Now you can launch a new AMI anytime using this image. While launching new instances, select "My AMI" tab to see all your saved AMI's. When new instances are launched, and if you want to move your sites static IP address from one instance to another, from left menu click on Elastic IPs under NETWORK & SECURITY. Select the IP that needs switching. Then click on Action and then click on "Associate Address". Click on the instance field and you'll see all your instances populated, select the instance and check on "Reassociation" check box and click on "Associate" button.

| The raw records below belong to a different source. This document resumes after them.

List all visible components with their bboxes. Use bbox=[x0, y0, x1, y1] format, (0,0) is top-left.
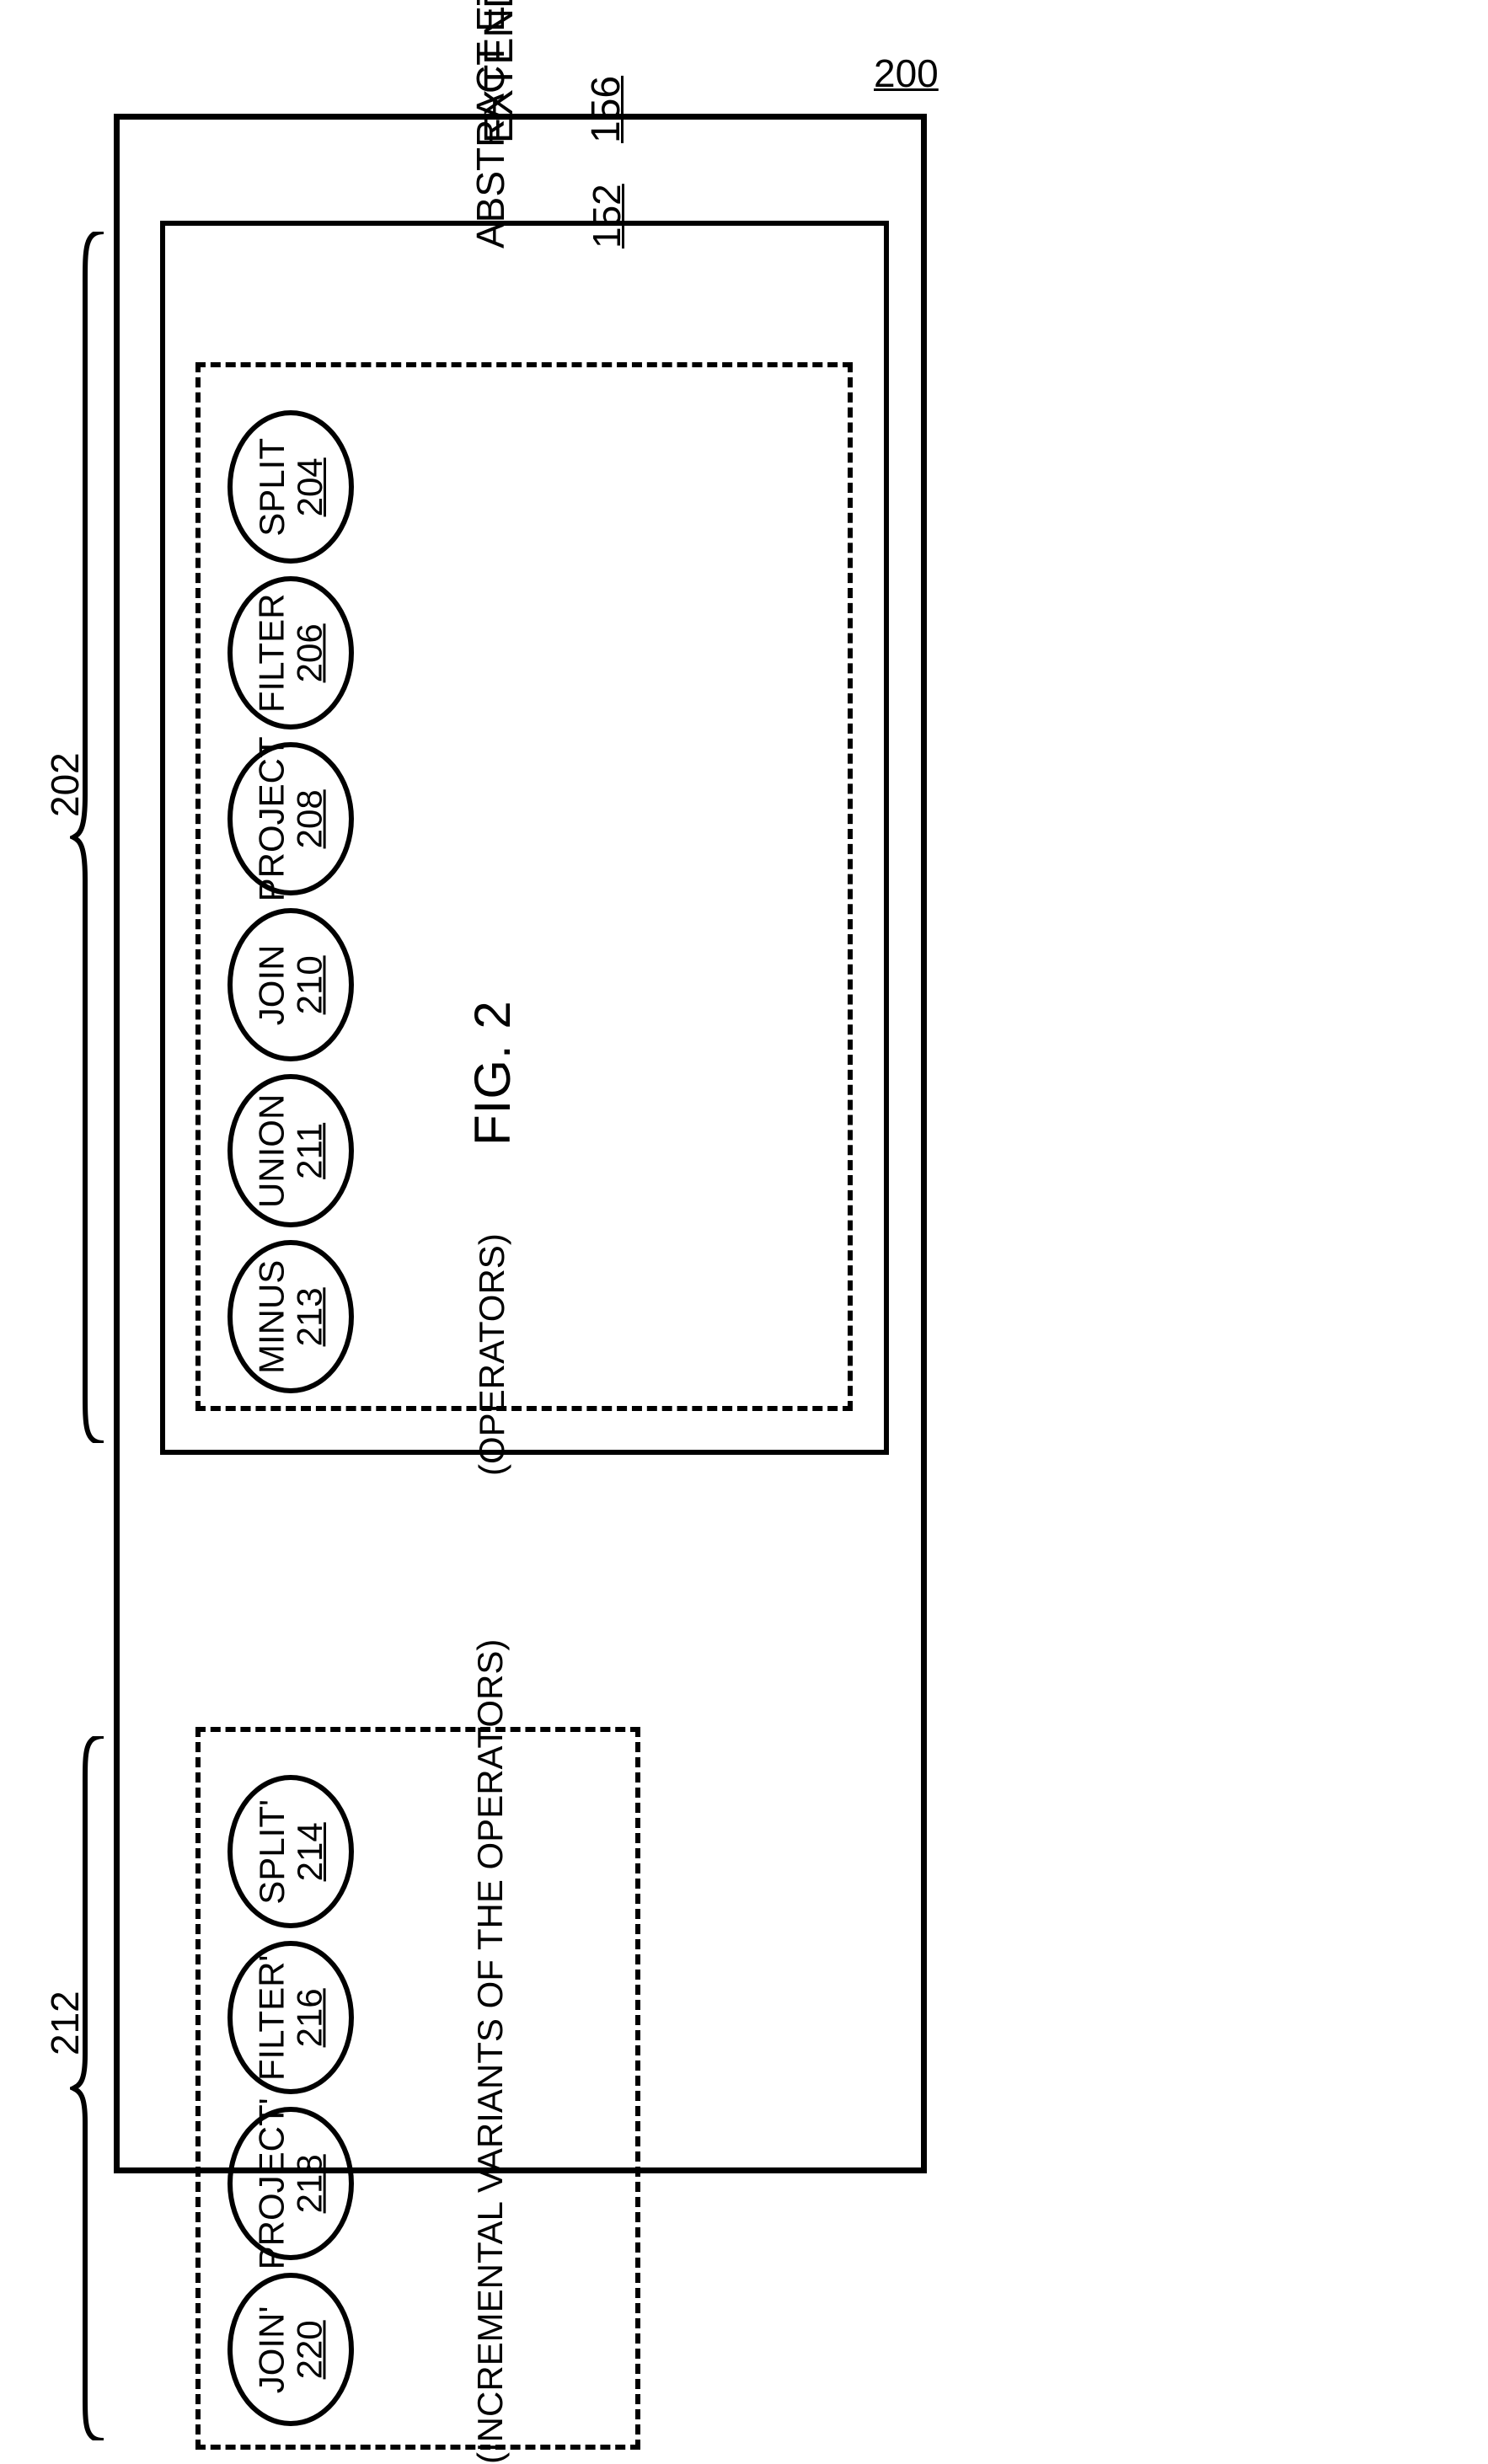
oval-label: JOIN'220 bbox=[253, 2306, 329, 2393]
abstract-oval-minus: MINUS213 bbox=[227, 1240, 354, 1393]
variant-oval-splitprime: SPLIT'214 bbox=[227, 1775, 354, 1928]
abstract-oval-project: PROJECT208 bbox=[227, 742, 354, 895]
figure-label: FIG. 2 bbox=[463, 1000, 522, 1146]
abstract-oval-join: JOIN210 bbox=[227, 908, 354, 1061]
variants-caption: (INCREMENTAL VARIANTS OF THE OPERATORS) bbox=[470, 1639, 511, 2464]
operators-caption: (OPERATORS) bbox=[472, 1233, 512, 1476]
oval-label: FILTER206 bbox=[253, 593, 329, 713]
oval-label: PROJECT'218 bbox=[253, 2098, 329, 2269]
abstract-label: ABSTRACT ETL OPERATOR MODEL bbox=[468, 0, 513, 249]
oval-label: UNION211 bbox=[253, 1093, 329, 1207]
variant-oval-joinprime: JOIN'220 bbox=[227, 2273, 354, 2426]
ref-200: 200 bbox=[874, 51, 939, 96]
abstract-ref: 152 bbox=[584, 184, 629, 249]
variant-oval-filterprime: FILTER'216 bbox=[227, 1941, 354, 2094]
brace-variants bbox=[70, 1736, 110, 2440]
abstract-oval-union: UNION211 bbox=[227, 1074, 354, 1227]
oval-label: MINUS213 bbox=[253, 1259, 329, 1373]
brace-operators bbox=[70, 232, 110, 1443]
oval-label: SPLIT204 bbox=[253, 438, 329, 537]
variant-oval-projectprime: PROJECT'218 bbox=[227, 2107, 354, 2260]
oval-label: SPLIT'214 bbox=[253, 1799, 329, 1905]
canvas: 200 EXTENDED ETL OPERATOR MODEL 156 ABST… bbox=[0, 0, 1488, 2390]
title-ref: 156 bbox=[583, 76, 629, 143]
abstract-oval-filter: FILTER206 bbox=[227, 576, 354, 730]
abstract-oval-split: SPLIT204 bbox=[227, 410, 354, 564]
brace-operators-ref: 202 bbox=[42, 752, 88, 817]
oval-label: FILTER'216 bbox=[253, 1954, 329, 2081]
oval-label: JOIN210 bbox=[253, 944, 329, 1025]
brace-variants-ref: 212 bbox=[42, 1991, 88, 2055]
oval-label: PROJECT208 bbox=[253, 736, 329, 901]
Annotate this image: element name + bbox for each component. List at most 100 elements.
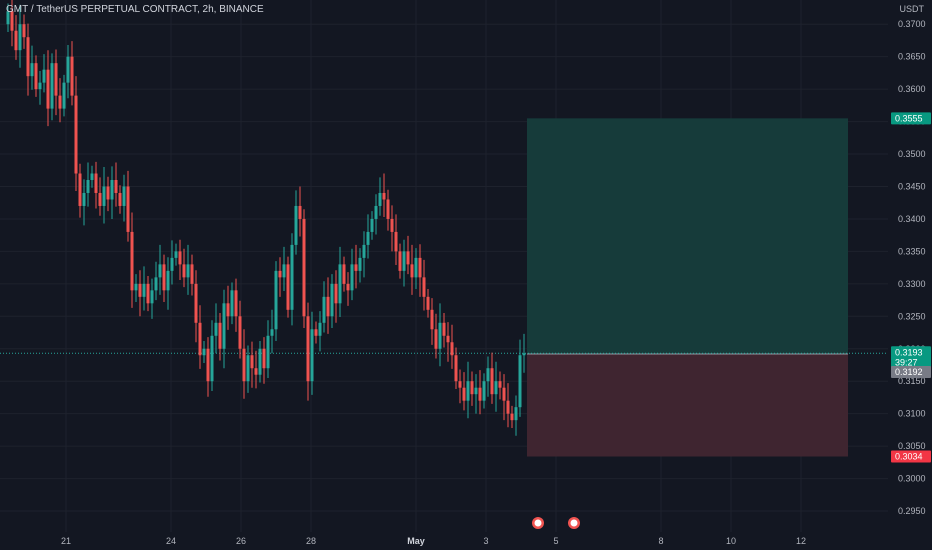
candle-body bbox=[434, 329, 438, 349]
price-axis-tick: 0.3700 bbox=[898, 19, 926, 29]
candle-body bbox=[518, 355, 522, 408]
candle-body bbox=[214, 322, 218, 336]
candle-body bbox=[50, 63, 54, 109]
candle-body bbox=[482, 381, 486, 401]
candle-body bbox=[106, 186, 110, 200]
entry-price-label: 0.3192 bbox=[895, 367, 923, 377]
time-axis-tick: 3 bbox=[483, 536, 488, 546]
candle-body bbox=[514, 407, 518, 421]
candle-body bbox=[22, 24, 26, 38]
candle-body bbox=[342, 264, 346, 284]
candle-body bbox=[74, 95, 78, 174]
candle-body bbox=[70, 56, 74, 96]
candle-body bbox=[402, 251, 406, 271]
candle-body bbox=[54, 63, 58, 96]
candle-body bbox=[306, 316, 310, 382]
candle-body bbox=[118, 192, 122, 206]
time-axis-tick: 21 bbox=[61, 536, 71, 546]
candle-body bbox=[462, 387, 466, 401]
time-axis-tick: 12 bbox=[796, 536, 806, 546]
candle-body bbox=[446, 335, 450, 343]
candle-body bbox=[422, 277, 426, 297]
candle-body bbox=[334, 283, 338, 304]
target-price-label: 0.3555 bbox=[895, 113, 923, 123]
candle-body bbox=[174, 251, 178, 258]
candle-body bbox=[154, 277, 158, 291]
candle-body bbox=[310, 329, 314, 382]
time-axis-tick: 28 bbox=[306, 536, 316, 546]
candle-body bbox=[102, 186, 106, 206]
candle-body bbox=[90, 173, 94, 180]
profit-zone[interactable] bbox=[527, 118, 848, 354]
candle-body bbox=[378, 192, 382, 206]
candle-body bbox=[286, 264, 290, 310]
candle-body bbox=[450, 342, 454, 356]
candle-body bbox=[442, 322, 446, 336]
candle-body bbox=[398, 251, 402, 271]
candle-body bbox=[14, 30, 18, 51]
loss-zone[interactable] bbox=[527, 353, 848, 457]
candle-body bbox=[374, 205, 378, 219]
candle-body bbox=[370, 218, 374, 232]
time-axis-tick: May bbox=[407, 536, 425, 546]
candle-body bbox=[410, 264, 414, 278]
candle-body bbox=[210, 335, 214, 382]
candle-body bbox=[498, 381, 502, 388]
candle-body bbox=[250, 355, 254, 369]
price-axis-tick: 0.3000 bbox=[898, 474, 926, 484]
candle-body bbox=[254, 368, 258, 375]
candle-body bbox=[58, 95, 62, 109]
candle-body bbox=[278, 270, 282, 278]
price-axis-tick: 0.3150 bbox=[898, 376, 926, 386]
candle-body bbox=[110, 180, 114, 200]
candle-body bbox=[486, 368, 490, 382]
price-axis-tick: 0.3250 bbox=[898, 311, 926, 321]
candle-body bbox=[114, 180, 118, 193]
candle-body bbox=[470, 381, 474, 395]
candle-body bbox=[226, 303, 230, 317]
candle-body bbox=[466, 381, 470, 401]
candle-body bbox=[170, 257, 174, 271]
currency-label: USDT bbox=[899, 4, 925, 14]
price-axis-tick: 0.2950 bbox=[898, 506, 926, 516]
symbol-title: GMT / TetherUS PERPETUAL CONTRACT, 2h, B… bbox=[6, 4, 264, 15]
candle-body bbox=[282, 264, 286, 278]
candle-body bbox=[490, 368, 494, 395]
candle-body bbox=[474, 387, 478, 395]
time-axis-tick: 24 bbox=[166, 536, 176, 546]
candle-body bbox=[206, 348, 210, 382]
candle-body bbox=[86, 180, 90, 193]
candle-body bbox=[522, 353, 526, 356]
candle-body bbox=[322, 296, 326, 323]
candle-body bbox=[78, 173, 82, 206]
candle-body bbox=[30, 63, 34, 77]
candle-body bbox=[266, 335, 270, 369]
candle-body bbox=[326, 296, 330, 317]
candle-body bbox=[350, 264, 354, 291]
candle-body bbox=[66, 56, 70, 83]
candle-body bbox=[506, 400, 510, 414]
countdown-label-bg bbox=[891, 356, 931, 369]
price-axis-tick: 0.3650 bbox=[898, 52, 926, 62]
candle-body bbox=[314, 329, 318, 336]
candle-body bbox=[346, 283, 350, 291]
time-axis-tick: 8 bbox=[658, 536, 663, 546]
candle-body bbox=[358, 257, 362, 271]
candle-body bbox=[46, 69, 50, 109]
candle-body bbox=[382, 192, 386, 200]
price-axis-tick: 0.3100 bbox=[898, 409, 926, 419]
price-axis-tick: 0.3600 bbox=[898, 84, 926, 94]
candle-body bbox=[458, 381, 462, 388]
candle-body bbox=[10, 11, 14, 31]
candle-body bbox=[162, 264, 166, 291]
candle-body bbox=[418, 257, 422, 278]
candle-body bbox=[130, 231, 134, 291]
price-axis-tick: 0.3400 bbox=[898, 214, 926, 224]
candle-body bbox=[438, 322, 442, 349]
candle-body bbox=[386, 199, 390, 219]
candle-body bbox=[354, 264, 358, 271]
candle-body bbox=[406, 251, 410, 265]
candle-body bbox=[158, 264, 162, 278]
candle-body bbox=[454, 355, 458, 382]
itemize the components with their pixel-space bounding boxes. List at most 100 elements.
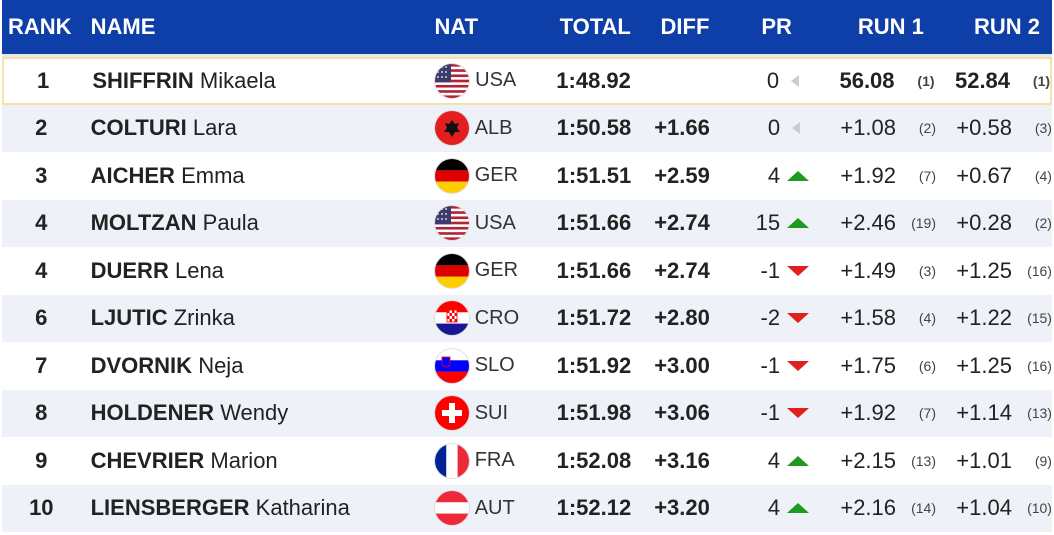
- run2-cell: +1.25 (16): [936, 353, 1052, 379]
- first-name: Marion: [210, 447, 278, 473]
- run2-time: +1.25: [956, 352, 1012, 378]
- flag-ger-icon: [434, 158, 469, 193]
- first-name: Wendy: [220, 400, 289, 426]
- run2-time: +0.67: [956, 162, 1012, 188]
- table-row[interactable]: 1 SHIFFRIN Mikaela USA 1:48.92 0 56.08 (1) 52.8…: [2, 57, 1052, 105]
- run1-time: +1.92: [840, 162, 897, 188]
- nation-code: USA: [475, 69, 517, 92]
- nation-code: GER: [474, 164, 519, 187]
- header-name[interactable]: NAME: [90, 14, 156, 39]
- last-name: COLTURI: [90, 115, 187, 141]
- last-name: AICHER: [90, 162, 175, 188]
- athlete-name[interactable]: DUERR Lena: [81, 258, 425, 284]
- total-time: 1:51.92: [556, 352, 632, 378]
- run1-time: +2.16: [840, 495, 897, 521]
- table-row[interactable]: 8 HOLDENER Wendy SUI 1:51.98 +3.06 -1 +1.92 (7)…: [2, 389, 1052, 437]
- table-row[interactable]: 7 DVORNIK Neja SLO 1:51.92 +3.00 -1 +1.75 (6) +1…: [2, 342, 1052, 390]
- nation-code: SLO: [474, 354, 515, 377]
- run1-rank: (19): [911, 215, 937, 232]
- run1-rank: (6): [918, 357, 937, 374]
- nation-code: FRA: [474, 449, 515, 472]
- total-time: 1:51.98: [556, 400, 632, 426]
- header-rank[interactable]: RANK: [8, 14, 72, 39]
- rank-cell: 8: [35, 400, 48, 426]
- position-change: 15: [710, 210, 818, 236]
- run1-cell: +2.16 (14): [818, 495, 936, 521]
- run2-time: +1.04: [956, 495, 1012, 521]
- run2-rank: (3): [1034, 120, 1052, 137]
- header-total[interactable]: TOTAL: [559, 14, 631, 39]
- run2-cell: +1.22 (15): [936, 305, 1052, 331]
- first-name: Lena: [174, 257, 224, 283]
- header-run1[interactable]: RUN 1: [857, 14, 924, 39]
- header-nat[interactable]: NAT: [434, 14, 479, 39]
- position-change-value: 4: [767, 162, 781, 188]
- last-name: CHEVRIER: [90, 447, 205, 473]
- position-change-value: -1: [760, 257, 781, 283]
- table-row[interactable]: 4 MOLTZAN Paula USA 1:51.66 +2.74 15 +2.46 (19)…: [2, 199, 1052, 247]
- nation-cell: SUI: [425, 396, 533, 431]
- athlete-name[interactable]: HOLDENER Wendy: [81, 400, 425, 426]
- rank-cell: 6: [35, 305, 48, 331]
- nation-code: ALB: [474, 116, 513, 139]
- nation-cell: ALB: [425, 111, 533, 146]
- nation-cell: SLO: [425, 348, 533, 383]
- athlete-name[interactable]: LJUTIC Zrinka: [81, 305, 425, 331]
- athlete-name[interactable]: MOLTZAN Paula: [81, 210, 425, 236]
- run2-cell: +1.14 (13): [936, 400, 1052, 426]
- triangle-up-icon: [786, 163, 810, 189]
- run1-time: +2.15: [840, 447, 897, 473]
- header-diff[interactable]: DIFF: [660, 14, 710, 39]
- last-name: LJUTIC: [90, 305, 168, 331]
- run2-cell: +1.04 (10): [936, 495, 1052, 521]
- nation-code: GER: [474, 259, 519, 282]
- time-diff: +2.80: [654, 305, 710, 331]
- run2-time: 52.84: [954, 67, 1011, 93]
- rank-cell: 2: [35, 115, 48, 141]
- nation-cell: FRA: [425, 443, 533, 478]
- table-row[interactable]: 6 LJUTIC Zrinka CRO 1:51.72 +2.80 -2 +1.58 (4) +…: [2, 294, 1052, 342]
- run2-rank: (16): [1027, 357, 1052, 374]
- run2-rank: (15): [1027, 310, 1052, 327]
- table-row[interactable]: 4 DUERR Lena GER 1:51.66 +2.74 -1 +1.49 (3) +1.2…: [2, 247, 1052, 295]
- header-run2[interactable]: RUN 2: [973, 14, 1040, 39]
- nation-cell: USA: [425, 63, 533, 98]
- triangle-left-icon: [786, 115, 810, 141]
- position-change-value: 4: [767, 447, 781, 473]
- run1-rank: (4): [918, 310, 937, 327]
- position-change: -1: [710, 400, 818, 426]
- run2-cell: +1.01 (9): [936, 448, 1052, 474]
- table-row[interactable]: 10 LIENSBERGER Katharina AUT 1:52.12 +3.20 4 +…: [2, 484, 1052, 532]
- run2-time: +1.01: [956, 447, 1012, 473]
- table-row[interactable]: 2 COLTURI Lara ALB 1:50.58 +1.66 0 +1.08 (2) +0.…: [2, 104, 1052, 152]
- run2-time: +1.22: [956, 305, 1012, 331]
- table-row[interactable]: 3 AICHER Emma GER 1:51.51 +2.59 4 +1.92 (7) +0.6…: [2, 152, 1052, 200]
- run1-cell: +1.92 (7): [818, 163, 936, 189]
- athlete-name[interactable]: DVORNIK Neja: [81, 353, 425, 379]
- position-change: 4: [710, 448, 818, 474]
- total-time: 1:51.72: [556, 305, 632, 331]
- position-change: 4: [710, 495, 818, 521]
- athlete-name[interactable]: AICHER Emma: [81, 163, 425, 189]
- flag-slo-icon: [434, 348, 469, 383]
- run2-cell: +0.67 (4): [936, 163, 1052, 189]
- athlete-name[interactable]: COLTURI Lara: [81, 115, 425, 141]
- athlete-name[interactable]: LIENSBERGER Katharina: [81, 495, 425, 521]
- first-name: Lara: [192, 115, 237, 141]
- first-name: Neja: [198, 352, 244, 378]
- time-diff: +3.00: [654, 352, 710, 378]
- header-pr[interactable]: PR: [761, 14, 792, 39]
- last-name: HOLDENER: [90, 400, 215, 426]
- nation-code: AUT: [474, 496, 515, 519]
- run2-rank: (4): [1034, 167, 1052, 184]
- time-diff: +2.74: [654, 210, 710, 236]
- run1-rank: (13): [911, 452, 937, 469]
- athlete-name[interactable]: CHEVRIER Marion: [81, 448, 425, 474]
- first-name: Zrinka: [173, 305, 235, 331]
- nation-code: SUI: [474, 401, 509, 424]
- table-row[interactable]: 9 CHEVRIER Marion FRA 1:52.08 +3.16 4 +2.15 (13…: [2, 437, 1052, 485]
- run1-rank: (3): [918, 262, 937, 279]
- run2-rank: (1): [1032, 72, 1051, 89]
- athlete-name[interactable]: SHIFFRIN Mikaela: [82, 68, 425, 94]
- run2-rank: (9): [1034, 452, 1052, 469]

Congratulations on your new web server on Amazon cloud!
Disclaimer of Warranty. This AMI is provided on an "AS IS" BASIS,
WITHOUT WARRANTIES OR CONDITIONS OF ANY KIND, either express or
implied, including, without limitation, any warranties or conditions
of TITLE, NON-INFRINGEMENT, MERCHANTABILITY, or FITNESS FOR A
PARTICULAR PURPOSE. You are solely responsible for determining the
appropriateness of using the AMI and assume any risks.
Users are encouraged to do their due diligence to test all aspects
of this AMI for stability, performance and security. Every configuration
& server services might require further customization, tweaking and or
patching for production.
Limitation of Liability. In no event and under no legal theory,
whether in tort (including negligence), contract, or otherwise,
unless required by applicable law (such as deliberate and grossly
negligent acts) or agreed to in writing, shall any Contributor be
liable to You for damages, including any direct, indirect, special,
incidental, or consequential damages of any character arising as a
result of this License or out of the use or inability to use the
Work (including but not limited to damages for loss of goodwill,
work stoppage, computer failure or malfunction, or any and all
other commercial damages or losses), even if such Contributor
has been advised of the possibility of such damages.